I've run into a place where this would make things a lot easier -- dealing with set_selection operations. set_selection stores the original Range in the selection property, which speaks in terms of key, and the difference in properties, which speaks in terms of path. It would be much easier to transform these operations, and apply them to different document states, if they consistently used path.
(I just filed https://github.com/ianstormtaylor/slate/issues/1567 describing the situation I'm in)
I am in favour of keeping keys, because it makes it possible to have a completely different data structure for the data storage - that doesn't necessarily map 1:1 to the Slate structure. With keys you will always know exactly what to target. I would actually prefer if the the operations too dealt with keys in stead of paths. We store and patch our documents a completely different format and using the operation's paths can be a challenge sometimes to know what do target in our document structure.
I think this concept could prove to be a _lot_ more efficient for many of the common tasks than the current system of keys. (I think it might even be feasible, and useful, to have both paths and keys.) I think it would save us from having to add complicated logic like in https://github.com/ianstormtaylor/slate/pull/1811 in the name of performance.
If someone wants to improve performance, I'd really appreciate tackling this idea. Even if it's just proving it out to find that it's not helpful.
cc @Soreine @zhujinxuan
I think we shall always provides keys as interfaces. But we can use paths inside the slate-core to improve performances.

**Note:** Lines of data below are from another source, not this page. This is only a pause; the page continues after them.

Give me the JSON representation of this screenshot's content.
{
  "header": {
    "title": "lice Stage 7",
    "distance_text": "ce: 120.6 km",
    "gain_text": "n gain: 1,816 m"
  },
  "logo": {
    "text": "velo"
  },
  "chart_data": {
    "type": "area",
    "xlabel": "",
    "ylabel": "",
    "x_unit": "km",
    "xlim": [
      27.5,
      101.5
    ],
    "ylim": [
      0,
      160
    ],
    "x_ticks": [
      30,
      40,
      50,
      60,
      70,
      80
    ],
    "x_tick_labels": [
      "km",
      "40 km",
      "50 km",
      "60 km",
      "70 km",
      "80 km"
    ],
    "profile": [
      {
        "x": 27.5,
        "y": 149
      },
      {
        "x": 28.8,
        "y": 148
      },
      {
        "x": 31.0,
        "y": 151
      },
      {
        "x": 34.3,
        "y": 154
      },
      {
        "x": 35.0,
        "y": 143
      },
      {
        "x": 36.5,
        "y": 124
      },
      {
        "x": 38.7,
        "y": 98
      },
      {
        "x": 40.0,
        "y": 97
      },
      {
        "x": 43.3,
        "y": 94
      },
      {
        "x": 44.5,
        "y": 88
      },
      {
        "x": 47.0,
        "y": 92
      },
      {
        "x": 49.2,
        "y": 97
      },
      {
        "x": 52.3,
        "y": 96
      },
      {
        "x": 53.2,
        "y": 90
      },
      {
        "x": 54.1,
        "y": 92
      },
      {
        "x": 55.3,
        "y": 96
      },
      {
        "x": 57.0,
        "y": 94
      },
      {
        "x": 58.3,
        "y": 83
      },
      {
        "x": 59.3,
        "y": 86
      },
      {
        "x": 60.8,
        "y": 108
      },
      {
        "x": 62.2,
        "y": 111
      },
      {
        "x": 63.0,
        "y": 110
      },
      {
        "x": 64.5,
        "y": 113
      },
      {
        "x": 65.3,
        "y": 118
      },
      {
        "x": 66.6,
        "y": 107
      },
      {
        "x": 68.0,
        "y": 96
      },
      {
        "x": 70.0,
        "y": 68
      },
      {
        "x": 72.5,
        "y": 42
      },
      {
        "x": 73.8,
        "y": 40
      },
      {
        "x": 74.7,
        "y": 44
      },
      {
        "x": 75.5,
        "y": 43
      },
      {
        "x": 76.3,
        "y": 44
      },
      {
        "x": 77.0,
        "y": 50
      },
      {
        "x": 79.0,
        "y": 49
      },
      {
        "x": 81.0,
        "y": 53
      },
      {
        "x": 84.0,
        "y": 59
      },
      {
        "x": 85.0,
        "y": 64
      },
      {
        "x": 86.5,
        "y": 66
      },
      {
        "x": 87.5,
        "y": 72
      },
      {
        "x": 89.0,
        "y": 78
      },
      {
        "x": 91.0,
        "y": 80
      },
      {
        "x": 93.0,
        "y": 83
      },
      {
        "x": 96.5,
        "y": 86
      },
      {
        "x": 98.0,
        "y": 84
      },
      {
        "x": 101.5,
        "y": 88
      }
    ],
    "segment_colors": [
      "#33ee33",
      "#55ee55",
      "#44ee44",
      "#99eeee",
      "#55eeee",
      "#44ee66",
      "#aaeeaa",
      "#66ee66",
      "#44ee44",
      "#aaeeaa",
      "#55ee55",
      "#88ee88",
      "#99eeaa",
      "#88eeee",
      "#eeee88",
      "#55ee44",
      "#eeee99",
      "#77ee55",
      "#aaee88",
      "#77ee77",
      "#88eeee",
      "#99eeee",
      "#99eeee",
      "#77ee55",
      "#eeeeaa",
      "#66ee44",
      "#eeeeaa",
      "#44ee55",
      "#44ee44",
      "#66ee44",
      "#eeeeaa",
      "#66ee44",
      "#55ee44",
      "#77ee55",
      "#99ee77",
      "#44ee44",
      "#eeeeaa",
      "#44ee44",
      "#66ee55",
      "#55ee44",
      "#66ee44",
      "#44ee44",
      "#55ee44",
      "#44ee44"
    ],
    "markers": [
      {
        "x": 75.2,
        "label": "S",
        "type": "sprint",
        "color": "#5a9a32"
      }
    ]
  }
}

@zhujinxuan totally agree! I think keys are useful enough in many scenarios that it makes sense to keep them. And instead we can offer both representations.
The only thing that will become slightly more complex is setting the selection properly (since both key and path will be set at once) but I think that can be handled under the covers in most cases already. And with that handled, then consumers can choose to use whatever representation is more convenient/performant for their use case.
@ianstormtaylor I think, perhaps it is easier to do it this way:
If a new node is inserted or moved, a getNextText is called, or some alike functions are called, the new node path is added to the getPath cache.
Because when we change the selection, we get the next selection keys by these functions. If we pre-cached these keys, then it shall be almost as fast as changing the Range structure.
I'd rather change the range structure to include paths, since it benefits us in other ways, like in operational transform contexts. And then we can get rid of a lot of the need for memoizing/caching other interim data structures that way, which will reduce complexity there.
Most helpful comment
@zhujinxuan totally agree! I think keys are useful enough in many scenarios that it makes sense to keep them. And instead we can offer both representations.
The only thing that will become slightly more complex is setting the selection properly (since both key and path will be set at once) but I think that can be handled under the covers in most cases already. And with that handled, then consumers can choose to use whatever representation is more convenient/performant for their use case.